John Walter 07/13/2012 @ 9:21am

Bob Scharf, an auctioneer and one-time farmer, lives in north central Indiana, within one of the red zones of extreme drought identified on the U.S. Drought Monitor this week. Corn and soybeans in the area are withering by the day, he says, and so are the hay fields and pastures. Forage prices have skyrocketed.

Last week Scharf watched as the Hillsdale auction in southern Michigan where he works sold small square bales of hay for $12.20, a record for the long-standing auction.

“It’s the talk of the town,” Scharf told Agriculture.com.

Prices  at the Historic Hillsdale auction started the spring at about $4.50 and rose to $5.50 in early June, says Ken Frecker, also an auctioneer at the facility. “The heat and drought took a toll here over the past four weeks,” he said. “Saturday in the 107 degree heat wave was when we hit the record.”

Farmers are having a tough season,” Frecker said. “Those growing crops need rain, those feeding livestock need hay. Call it a rock and a hard spot.”

The prospects for the rest of the summer aren’t good either, Scharf says. “We haven’t had any rain in a long time. I don’t think there’s going to be a third cutting here. There’s just not anything to cut,” he said.


Ron Lemenager, Purdue University, livestock specialist, wrote recently that “first cutting hay yields were reduced 30-70% in Indiana.  “Dry weather in May and June added stress and set the stage for poor regrowth.
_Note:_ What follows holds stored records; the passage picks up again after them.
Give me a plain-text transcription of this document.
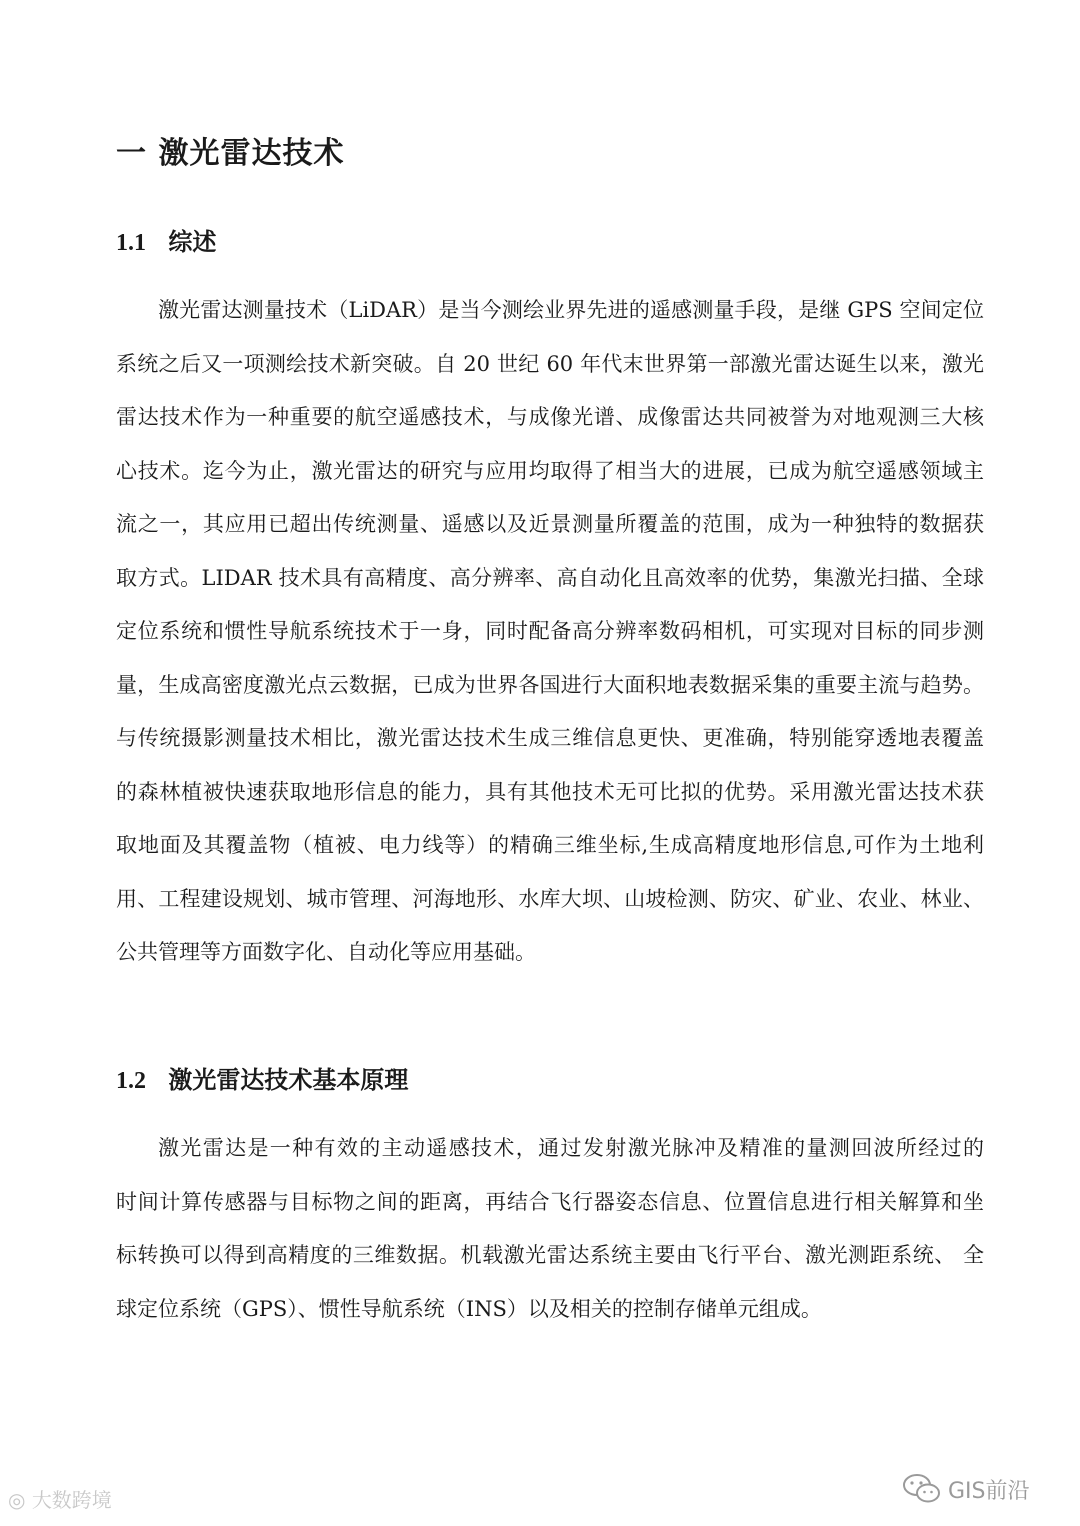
一 激光雷达技术
1.1 综述
激光雷达测量技术（LiDAR）是当今测绘业界先进的遥感测量手段，是继 GPS 空间定位
系统之后又一项测绘技术新突破。自 20 世纪 60 年代末世界第一部激光雷达诞生以来，激光
雷达技术作为一种重要的航空遥感技术，与成像光谱、成像雷达共同被誉为对地观测三大核
心技术。迄今为止，激光雷达的研究与应用均取得了相当大的进展，已成为航空遥感领域主
流之一，其应用已超出传统测量、遥感以及近景测量所覆盖的范围，成为一种独特的数据获
取方式。LIDAR 技术具有高精度、高分辨率、高自动化且高效率的优势，集激光扫描、全球
定位系统和惯性导航系统技术于一身，同时配备高分辨率数码相机，可实现对目标的同步测
量，生成高密度激光点云数据，已成为世界各国进行大面积地表数据采集的重要主流与趋势。
与传统摄影测量技术相比，激光雷达技术生成三维信息更快、更准确，特别能穿透地表覆盖
的森林植被快速获取地形信息的能力，具有其他技术无可比拟的优势。采用激光雷达技术获
取地面及其覆盖物（植被、电力线等）的精确三维坐标,生成高精度地形信息,可作为土地利
用、工程建设规划、城市管理、河海地形、水库大坝、山坡检测、防灾、矿业、农业、林业、
公共管理等方面数字化、自动化等应用基础。
1.2 激光雷达技术基本原理
激光雷达是一种有效的主动遥感技术，通过发射激光脉冲及精准的量测回波所经过的
时间计算传感器与目标物之间的距离，再结合飞行器姿态信息、位置信息进行相关解算和坐
标转换可以得到高精度的三维数据。机载激光雷达系统主要由飞行平台、激光测距系统、 全
球定位系统（GPS）、惯性导航系统（INS）以及相关的控制存储单元组成。
◎ 大数跨境	GIS前沿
Hay supplies across the region are in short supply and if hay can be found, it is expensive,” Lemenager said.

Internet sources in Indiana indicate sales in the $200-250/ton range, with some sales going to $300 or higher for quality small square bales.
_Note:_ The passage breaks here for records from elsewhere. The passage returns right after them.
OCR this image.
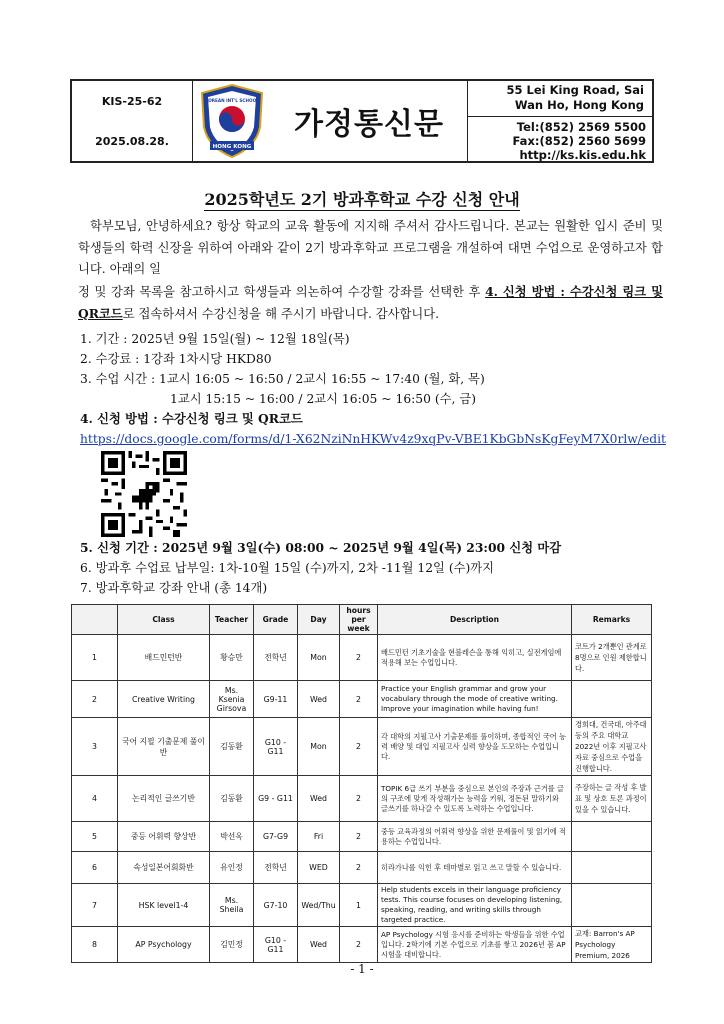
KIS-25-62
2025.08.28.	HONG KONG
KOREAN INT'L SCHOOL
가정통신문
55 Lei King Road, Sai
Wan Ho, Hong Kong
Tel:(852) 2569 5500
Fax:(852) 2560 5699
http://ks.kis.edu.hk
2025학년도 2기 방과후학교 수강 신청 안내

학부모님, 안녕하세요? 항상 학교의 교육 활동에 지지해 주셔서 감사드립니다. 본교는 원활한 입시 준비 및 학생들의 학력 신장을 위하여 아래와 같이 2기 방과후학교 프로그램을 개설하여 대면 수업으로 운영하고자 합니다. 아래의 일

정 및 강좌 목록을 참고하시고 학생들과 의논하여 수강할 강좌를 선택한 후 4. 신청 방법 : 수강신청 링크 및 QR코드로 접속하셔서 수강신청을 해 주시기 바랍니다. 감사합니다.

1. 기간 : 2025년 9월 15일(월) ~ 12월 18일(목)
2. 수강료 : 1강좌 1차시당 HKD80
3. 수업 시간 : 1교시 16:05 ~ 16:50 / 2교시 16:55 ~ 17:40 (월, 화, 목)
1교시 15:15 ~ 16:00 / 2교시 16:05 ~ 16:50 (수, 금)
4. 신청 방법 : 수강신청 링크 및 QR코드
https://docs.google.com/forms/d/1-X62NziNnHKWv4z9xqPv-VBE1KbGbNsKgFeyM7X0rlw/edit
5. 신청 기간 : 2025년 9월 3일(수) 08:00 ~ 2025년 9월 4일(목) 23:00 신청 마감
6. 방과후 수업료 납부일: 1차-10월 15일 (수)까지, 2차 -11월 12일 (수)까지
7. 방과후학교 강좌 안내 (총 14개)
	Class	Teacher	Grade	Day	hours per week	Description	Remarks
1	배드민턴반	황승만	전학년	Mon	2	배드민턴 기초기술을 현블레슨을 통해 익히고, 실전게임에 적용해 보는 수업입니다.	코트가 2개뿐인 관계로 8명으로 인원 제한합니다.
2	Creative Writing	Ms. Ksenia Girsova	G9-11	Wed	2	Practice your English grammar and grow your vocabulary through the mode of creative writing. Improve your imagination while having fun!	
3	국어 지필 기출문제 풀이반	김동환	G10 - G11	Mon	2	각 대학의 지필고사 기출문제를 풀이하며, 종합적인 국어 능력 배양 및 대입 지필고사 실력 향상을 도모하는 수업입니다.	경희대, 건국대, 아주대 등의 주요 대학교 2022년 이후 지필고사 자료 중심으로 수업을 진행합니다.
4	논리적인 글쓰기반	김동환	G9 - G11	Wed	2	TOPIK 6급 쓰기 부분을 중심으로 본인의 주장과 근거를 글의 구조에 맞게 작성해가는 능력을 키워, 정돈된 말하기와 글쓰기를 하나갈 수 있도록 노력하는 수업입니다.	주장하는 글 작성 후 발표 및 상호 토론 과정이 있을 수 있습니다.
5	중등 어휘력 향상반	박선옥	G7-G9	Fri	2	중등 교육과정의 어휘력 향상을 위한 문제풀이 및 읽기에 적용하는 수업입니다.	
6	속성일본어회화반	유인정	전학년	WED	2	히라가나를 익힌 후 테마별로 읽고 쓰고 말할 수 있습니다.	
7	HSK level1-4	Ms. Sheila	G7-10	Wed/Thu	1	Help students excels in their language proficiency tests. This course focuses on developing listening, speaking, reading, and writing skills through targeted practice.	
8	AP Psychology	김민정	G10 - G11	Wed	2	AP Psychology 시험 응시를 준비하는 학생들을 위한 수업입니다. 2학기에 기본 수업으로 기초를 쌓고 2026년 봄 AP 시험을 대비합니다.	교재: Barron's AP Psychology Premium, 2026
- 1 -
“We have hay in this area that is reaching $350 a ton," a Michigan farmer told Agriculture.com’s Marketing Talk forum.


The hay shortage is resonating across the Midwest. In Illinois, Department of Agriculture sources reported this week that the “earlier start to hay feeding season has buyers making calls and asking prices to start to organize their hay needs.”

The higher range of prices in Illinois this week fell in the range of $200-240 for premium big squares, and $140-$160 for big rounds.

Nationally, forage conditions are rapidly deteriorating. In its weekly report for the week ending July 9, USDA rated exactly half of U.S. pasture and range to be in poor or very poor condition. That compares with 43% a week ago.

In Indiana, 81% of pastures are rated poor-very poor. In Arkansas and Missouri, things are even worse with 85% and 87% poor-very poor ratings, respectively.


Livestock and forage specialists are offering advice to producers suffering through the drought, recognizing that road ahead will be challenging for many.

“Unfortunately, there are no cheap, easy fixes for producers that have both short pastures and limited hay supplies,” Lemanager and colleague Keith Johnson, Purdue forage agronomist, wrote recently.